On the 50th anniversary of Andrew's death, the foundation officially launched Vote Everywhere, which is a national, non-partisan, civic engagement movement of student leaders and university partners. The program is crafted to follow in the footsteps of Andrew Goodman with its mission rooted in tackling impediments to voter registration and other social justice issues on college campuses.

==Personal life==
She married Robert W. Goodman, a civil engineer, in the late 1930s, and they had three sons, Jonathan, David and Andrew.
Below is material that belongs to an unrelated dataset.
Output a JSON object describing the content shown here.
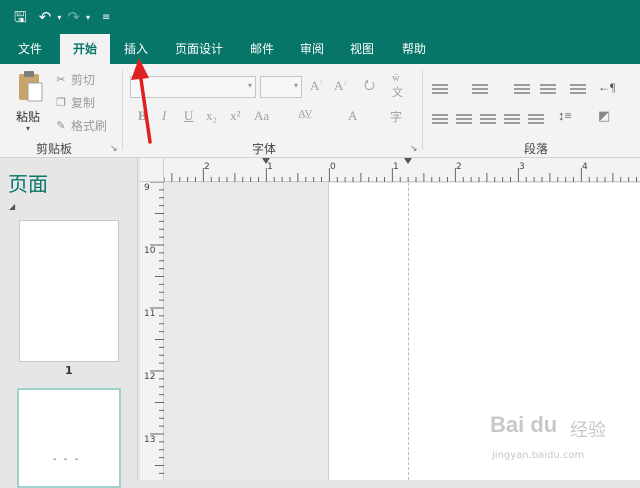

Robert Goodman died of a stroke in 1969, aged 54.

She married Joseph Eisner in 1972; he died in 1992.

Goodman, who had suffered a series of strokes and seizures in the weeks before her death, died of natural causes in Manhattan, aged 91. At her death, she was assistant clinical professor emeritus of psychiatry at Albert Einstein College of Medicine of Yeshiva University in The Bronx. She was surrounded by her sons Jonathan and David, grandchildren and great-grandchildren. A memorial service was held on October 7, 2007, in Manhattan.

==Selected works==

- My Mantelpiece: A Memoir of Survival and Social Justice by Carolyn Goodman (with Brad Herzog), Why Not Books; ISBN 978-0-98499-194-5.